Monday, September 03, 2012

French Rouge,—Five Shillings per Pot.

So far all rouge recipes I have found have been either a liquid or a salve, but as the picture below of Madame Pompadour suggest, there was rouge in powder from as well. And in a book with a rather wonderful title, The art of cookery made plain and easy: which far exceeds any thing of the kind yet published, to which are added, one hundred and fifty new and useful receipts, and also fifty receipts for different articles of perfumery, with a copious index, by Hannah Glasse, published in 1784, I found one.

The recipe
TAKE some carmine, and mix it with hair-powder to make it as pale as you please, according to your fancy, (The art of cookery made plain and easy, p. 401)

Breaking down the recipe
Carmine Bright red pigment derived from the cochineal (an insect) scale. Used today to pigment makeup and food.

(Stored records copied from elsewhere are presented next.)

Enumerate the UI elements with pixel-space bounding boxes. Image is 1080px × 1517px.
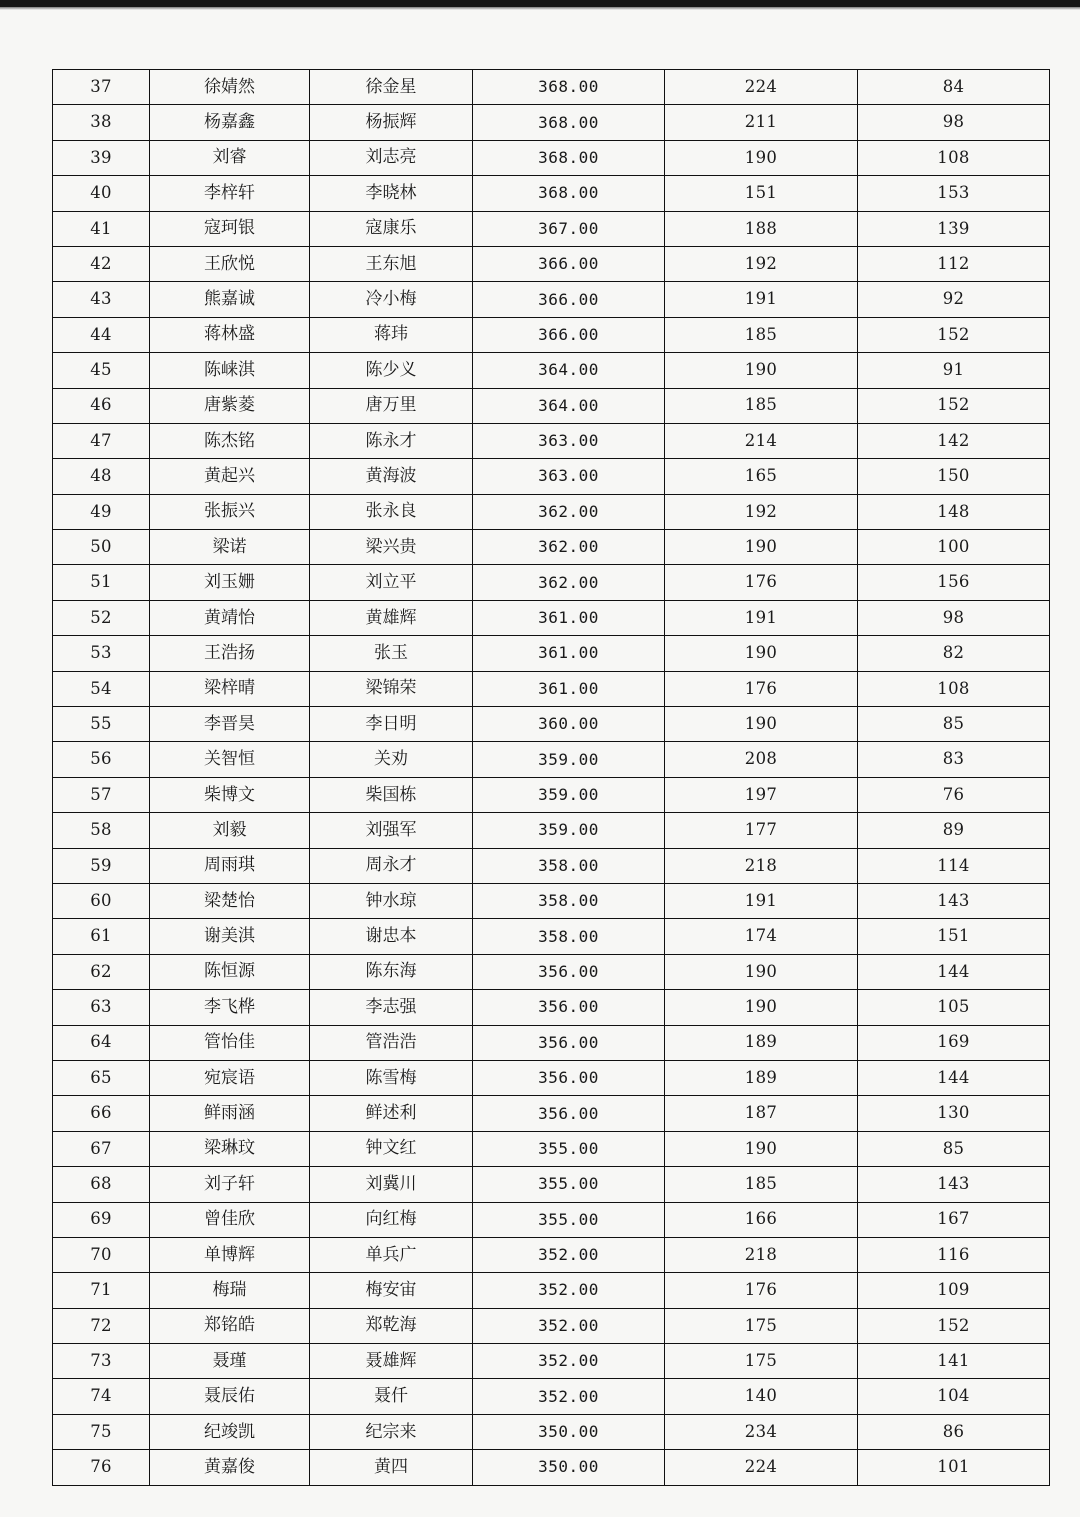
student-name: 宛宸语 (150, 1060, 310, 1095)
table-row (53, 1167, 1050, 1202)
student-name: 周雨琪 (150, 848, 310, 883)
total-score: 363.00 (473, 423, 665, 458)
guardian-name: 刘冀川 (310, 1167, 473, 1202)
guardian-name: 柴国栋 (310, 777, 473, 812)
row-number: 60 (53, 883, 150, 918)
value-b: 104 (858, 1379, 1050, 1414)
row-number: 52 (53, 600, 150, 635)
total-score: 358.00 (473, 883, 665, 918)
scan-edge-shadow (0, 7, 1080, 10)
table-row (53, 1060, 1050, 1095)
value-a: 190 (665, 353, 858, 388)
value-b: 91 (858, 353, 1050, 388)
row-number: 66 (53, 1096, 150, 1131)
student-name: 寇珂银 (150, 211, 310, 246)
value-b: 143 (858, 883, 1050, 918)
total-score: 352.00 (473, 1344, 665, 1379)
row-number: 39 (53, 140, 150, 175)
value-b: 85 (858, 707, 1050, 742)
student-name: 徐婧然 (150, 70, 310, 105)
total-score: 358.00 (473, 848, 665, 883)
guardian-name: 向红梅 (310, 1202, 473, 1237)
value-b: 130 (858, 1096, 1050, 1131)
guardian-name: 杨振辉 (310, 105, 473, 140)
value-b: 105 (858, 990, 1050, 1025)
student-name: 柴博文 (150, 777, 310, 812)
table-row (53, 1025, 1050, 1060)
table-row (53, 636, 1050, 671)
total-score: 352.00 (473, 1379, 665, 1414)
row-number: 64 (53, 1025, 150, 1060)
student-name: 李梓轩 (150, 176, 310, 211)
total-score: 368.00 (473, 176, 665, 211)
value-a: 177 (665, 813, 858, 848)
student-name: 李飞桦 (150, 990, 310, 1025)
scan-top-edge (0, 0, 1080, 7)
guardian-name: 陈永才 (310, 423, 473, 458)
guardian-name: 蒋玮 (310, 317, 473, 352)
row-number: 61 (53, 919, 150, 954)
guardian-name: 黄海波 (310, 459, 473, 494)
table-row (53, 353, 1050, 388)
guardian-name: 刘强军 (310, 813, 473, 848)
student-name: 熊嘉诚 (150, 282, 310, 317)
value-b: 152 (858, 317, 1050, 352)
student-name: 张振兴 (150, 494, 310, 529)
table-row (53, 1344, 1050, 1379)
row-number: 73 (53, 1344, 150, 1379)
value-a: 174 (665, 919, 858, 954)
student-name: 聂瑾 (150, 1344, 310, 1379)
student-name: 陈恒源 (150, 954, 310, 989)
guardian-name: 鲜述利 (310, 1096, 473, 1131)
student-name: 谢美淇 (150, 919, 310, 954)
value-a: 224 (665, 1450, 858, 1485)
value-a: 192 (665, 494, 858, 529)
table-row (53, 211, 1050, 246)
table-row (53, 813, 1050, 848)
table-row (53, 423, 1050, 458)
total-score: 355.00 (473, 1131, 665, 1166)
total-score: 366.00 (473, 246, 665, 281)
value-b: 98 (858, 105, 1050, 140)
table-row (53, 1414, 1050, 1449)
value-b: 83 (858, 742, 1050, 777)
value-a: 197 (665, 777, 858, 812)
value-b: 153 (858, 176, 1050, 211)
guardian-name: 陈东海 (310, 954, 473, 989)
value-b: 156 (858, 565, 1050, 600)
value-a: 176 (665, 671, 858, 706)
guardian-name: 黄雄辉 (310, 600, 473, 635)
value-a: 208 (665, 742, 858, 777)
row-number: 71 (53, 1273, 150, 1308)
value-a: 224 (665, 70, 858, 105)
value-a: 185 (665, 388, 858, 423)
table-row (53, 1096, 1050, 1131)
student-name: 纪竣凯 (150, 1414, 310, 1449)
row-number: 44 (53, 317, 150, 352)
total-score: 368.00 (473, 105, 665, 140)
value-b: 141 (858, 1344, 1050, 1379)
guardian-name: 钟文红 (310, 1131, 473, 1166)
value-a: 214 (665, 423, 858, 458)
total-score: 364.00 (473, 353, 665, 388)
guardian-name: 聂雄辉 (310, 1344, 473, 1379)
student-name: 刘玉姗 (150, 565, 310, 600)
table-row (53, 919, 1050, 954)
row-number: 42 (53, 246, 150, 281)
student-name: 梁诺 (150, 530, 310, 565)
student-name: 李晋昊 (150, 707, 310, 742)
total-score: 359.00 (473, 742, 665, 777)
total-score: 366.00 (473, 317, 665, 352)
total-score: 356.00 (473, 990, 665, 1025)
value-b: 152 (858, 388, 1050, 423)
value-a: 175 (665, 1344, 858, 1379)
table-row (53, 1237, 1050, 1272)
table-body (53, 70, 1050, 1486)
value-a: 165 (665, 459, 858, 494)
guardian-name: 聂仟 (310, 1379, 473, 1414)
guardian-name: 关劝 (310, 742, 473, 777)
value-a: 189 (665, 1025, 858, 1060)
student-name: 陈杰铭 (150, 423, 310, 458)
row-number: 40 (53, 176, 150, 211)
table-row (53, 140, 1050, 175)
value-a: 188 (665, 211, 858, 246)
total-score: 350.00 (473, 1450, 665, 1485)
row-number: 62 (53, 954, 150, 989)
student-name: 王欣悦 (150, 246, 310, 281)
table-row (53, 317, 1050, 352)
value-b: 169 (858, 1025, 1050, 1060)
row-number: 47 (53, 423, 150, 458)
guardian-name: 刘立平 (310, 565, 473, 600)
value-a: 187 (665, 1096, 858, 1131)
total-score: 362.00 (473, 494, 665, 529)
value-a: 211 (665, 105, 858, 140)
row-number: 46 (53, 388, 150, 423)
student-name: 黄嘉俊 (150, 1450, 310, 1485)
student-name: 梁梓晴 (150, 671, 310, 706)
guardian-name: 王东旭 (310, 246, 473, 281)
student-name: 郑铭皓 (150, 1308, 310, 1343)
value-a: 218 (665, 848, 858, 883)
guardian-name: 钟水琼 (310, 883, 473, 918)
value-a: 234 (665, 1414, 858, 1449)
student-name: 梁琳玟 (150, 1131, 310, 1166)
value-b: 84 (858, 70, 1050, 105)
row-number: 72 (53, 1308, 150, 1343)
student-name: 刘子轩 (150, 1167, 310, 1202)
total-score: 355.00 (473, 1202, 665, 1237)
row-number: 41 (53, 211, 150, 246)
value-a: 140 (665, 1379, 858, 1414)
student-name: 曾佳欣 (150, 1202, 310, 1237)
value-b: 143 (858, 1167, 1050, 1202)
total-score: 359.00 (473, 777, 665, 812)
table-row (53, 954, 1050, 989)
guardian-name: 陈雪梅 (310, 1060, 473, 1095)
row-number: 63 (53, 990, 150, 1025)
table-row (53, 246, 1050, 281)
value-b: 92 (858, 282, 1050, 317)
guardian-name: 徐金星 (310, 70, 473, 105)
guardian-name: 纪宗来 (310, 1414, 473, 1449)
table-row (53, 105, 1050, 140)
row-number: 53 (53, 636, 150, 671)
student-name: 黄靖怡 (150, 600, 310, 635)
guardian-name: 陈少义 (310, 353, 473, 388)
row-number: 69 (53, 1202, 150, 1237)
table-row (53, 70, 1050, 105)
value-a: 191 (665, 282, 858, 317)
row-number: 37 (53, 70, 150, 105)
row-number: 68 (53, 1167, 150, 1202)
value-b: 150 (858, 459, 1050, 494)
value-b: 85 (858, 1131, 1050, 1166)
value-b: 86 (858, 1414, 1050, 1449)
value-a: 191 (665, 883, 858, 918)
value-a: 192 (665, 246, 858, 281)
guardian-name: 黄四 (310, 1450, 473, 1485)
row-number: 76 (53, 1450, 150, 1485)
value-a: 190 (665, 707, 858, 742)
value-a: 189 (665, 1060, 858, 1095)
row-number: 57 (53, 777, 150, 812)
value-b: 82 (858, 636, 1050, 671)
value-b: 114 (858, 848, 1050, 883)
student-name: 王浩扬 (150, 636, 310, 671)
row-number: 38 (53, 105, 150, 140)
student-name: 刘睿 (150, 140, 310, 175)
value-a: 190 (665, 990, 858, 1025)
table-row (53, 494, 1050, 529)
value-b: 98 (858, 600, 1050, 635)
row-number: 49 (53, 494, 150, 529)
score-table (52, 69, 1050, 1486)
row-number: 65 (53, 1060, 150, 1095)
student-name: 聂辰佑 (150, 1379, 310, 1414)
value-a: 175 (665, 1308, 858, 1343)
value-b: 139 (858, 211, 1050, 246)
guardian-name: 李日明 (310, 707, 473, 742)
total-score: 367.00 (473, 211, 665, 246)
value-b: 151 (858, 919, 1050, 954)
total-score: 352.00 (473, 1308, 665, 1343)
value-b: 89 (858, 813, 1050, 848)
row-number: 59 (53, 848, 150, 883)
guardian-name: 周永才 (310, 848, 473, 883)
total-score: 361.00 (473, 671, 665, 706)
total-score: 356.00 (473, 1060, 665, 1095)
table-row (53, 777, 1050, 812)
table-row (53, 388, 1050, 423)
total-score: 360.00 (473, 707, 665, 742)
value-a: 190 (665, 954, 858, 989)
row-number: 51 (53, 565, 150, 600)
total-score: 361.00 (473, 600, 665, 635)
student-name: 梁楚怡 (150, 883, 310, 918)
row-number: 74 (53, 1379, 150, 1414)
value-a: 176 (665, 565, 858, 600)
guardian-name: 张玉 (310, 636, 473, 671)
student-name: 杨嘉鑫 (150, 105, 310, 140)
value-b: 152 (858, 1308, 1050, 1343)
student-name: 刘毅 (150, 813, 310, 848)
student-name: 蒋林盛 (150, 317, 310, 352)
total-score: 356.00 (473, 1096, 665, 1131)
total-score: 363.00 (473, 459, 665, 494)
row-number: 48 (53, 459, 150, 494)
student-name: 梅瑞 (150, 1273, 310, 1308)
value-b: 108 (858, 140, 1050, 175)
student-name: 管怡佳 (150, 1025, 310, 1060)
table-row (53, 1131, 1050, 1166)
value-a: 190 (665, 140, 858, 175)
value-a: 190 (665, 530, 858, 565)
table-row (53, 990, 1050, 1025)
student-name: 黄起兴 (150, 459, 310, 494)
table-row (53, 176, 1050, 211)
guardian-name: 李晓林 (310, 176, 473, 211)
row-number: 55 (53, 707, 150, 742)
table-row (53, 1450, 1050, 1485)
row-number: 50 (53, 530, 150, 565)
row-number: 54 (53, 671, 150, 706)
value-b: 144 (858, 1060, 1050, 1095)
row-number: 45 (53, 353, 150, 388)
value-a: 185 (665, 1167, 858, 1202)
row-number: 56 (53, 742, 150, 777)
guardian-name: 李志强 (310, 990, 473, 1025)
table-row (53, 459, 1050, 494)
value-b: 112 (858, 246, 1050, 281)
total-score: 356.00 (473, 954, 665, 989)
table-row (53, 742, 1050, 777)
table-row (53, 883, 1050, 918)
student-name: 陈崃淇 (150, 353, 310, 388)
total-score: 352.00 (473, 1237, 665, 1272)
value-a: 166 (665, 1202, 858, 1237)
student-name: 关智恒 (150, 742, 310, 777)
student-name: 唐紫菱 (150, 388, 310, 423)
value-a: 190 (665, 636, 858, 671)
student-name: 单博辉 (150, 1237, 310, 1272)
total-score: 352.00 (473, 1273, 665, 1308)
value-a: 185 (665, 317, 858, 352)
total-score: 362.00 (473, 565, 665, 600)
value-b: 167 (858, 1202, 1050, 1237)
guardian-name: 梁锦荣 (310, 671, 473, 706)
guardian-name: 管浩浩 (310, 1025, 473, 1060)
guardian-name: 梁兴贵 (310, 530, 473, 565)
total-score: 358.00 (473, 919, 665, 954)
guardian-name: 寇康乐 (310, 211, 473, 246)
guardian-name: 郑乾海 (310, 1308, 473, 1343)
table-row (53, 600, 1050, 635)
value-a: 218 (665, 1237, 858, 1272)
table-row (53, 282, 1050, 317)
row-number: 43 (53, 282, 150, 317)
table-row (53, 530, 1050, 565)
total-score: 368.00 (473, 70, 665, 105)
table-row (53, 1202, 1050, 1237)
row-number: 67 (53, 1131, 150, 1166)
value-a: 151 (665, 176, 858, 211)
guardian-name: 唐万里 (310, 388, 473, 423)
value-a: 176 (665, 1273, 858, 1308)
value-b: 109 (858, 1273, 1050, 1308)
value-b: 116 (858, 1237, 1050, 1272)
table-row (53, 1379, 1050, 1414)
guardian-name: 谢忠本 (310, 919, 473, 954)
value-b: 144 (858, 954, 1050, 989)
total-score: 364.00 (473, 388, 665, 423)
guardian-name: 梅安宙 (310, 1273, 473, 1308)
total-score: 350.00 (473, 1414, 665, 1449)
table-row (53, 707, 1050, 742)
value-a: 191 (665, 600, 858, 635)
table-row (53, 565, 1050, 600)
value-b: 100 (858, 530, 1050, 565)
table-row (53, 1308, 1050, 1343)
value-b: 108 (858, 671, 1050, 706)
total-score: 356.00 (473, 1025, 665, 1060)
row-number: 58 (53, 813, 150, 848)
student-name: 鲜雨涵 (150, 1096, 310, 1131)
total-score: 355.00 (473, 1167, 665, 1202)
guardian-name: 冷小梅 (310, 282, 473, 317)
total-score: 368.00 (473, 140, 665, 175)
table-row (53, 848, 1050, 883)
value-b: 142 (858, 423, 1050, 458)
total-score: 359.00 (473, 813, 665, 848)
guardian-name: 张永良 (310, 494, 473, 529)
row-number: 75 (53, 1414, 150, 1449)
table-row (53, 1273, 1050, 1308)
table-row (53, 671, 1050, 706)
ranking-sheet (52, 69, 1050, 1486)
guardian-name: 刘志亮 (310, 140, 473, 175)
value-b: 76 (858, 777, 1050, 812)
guardian-name: 单兵广 (310, 1237, 473, 1272)
total-score: 361.00 (473, 636, 665, 671)
value-a: 190 (665, 1131, 858, 1166)
row-number: 70 (53, 1237, 150, 1272)
total-score: 362.00 (473, 530, 665, 565)
value-b: 101 (858, 1450, 1050, 1485)
total-score: 366.00 (473, 282, 665, 317)
value-b: 148 (858, 494, 1050, 529)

Hair powder Starch, which in the 18th century were scented and had added white pigment.

My thoughts
Very straightforward recipe and very do-able. I guess that it would work with just plain starch, but as I have made a batch of hair powder I can use that. I need to find some carmine first, though. The result must be pink, which I like as the rouges I have made so far all have been red.

Marquise de Pompadour at the Toilet-Table by François Boucher,1758


  1. I would say use very little carmine if you want pink, unless your powder is an intense shade of white. My Gibson Girl experiments had me mixing carmine and starch (this was how face powder was usually tinted at the time) and even the tiniest amount was verging it far too red.

    1. I ordered some today, from the supplier you gave me and I look forward to try it out. I suspected that a little goes a long way as a very tiny amount is needed for The economical rouge.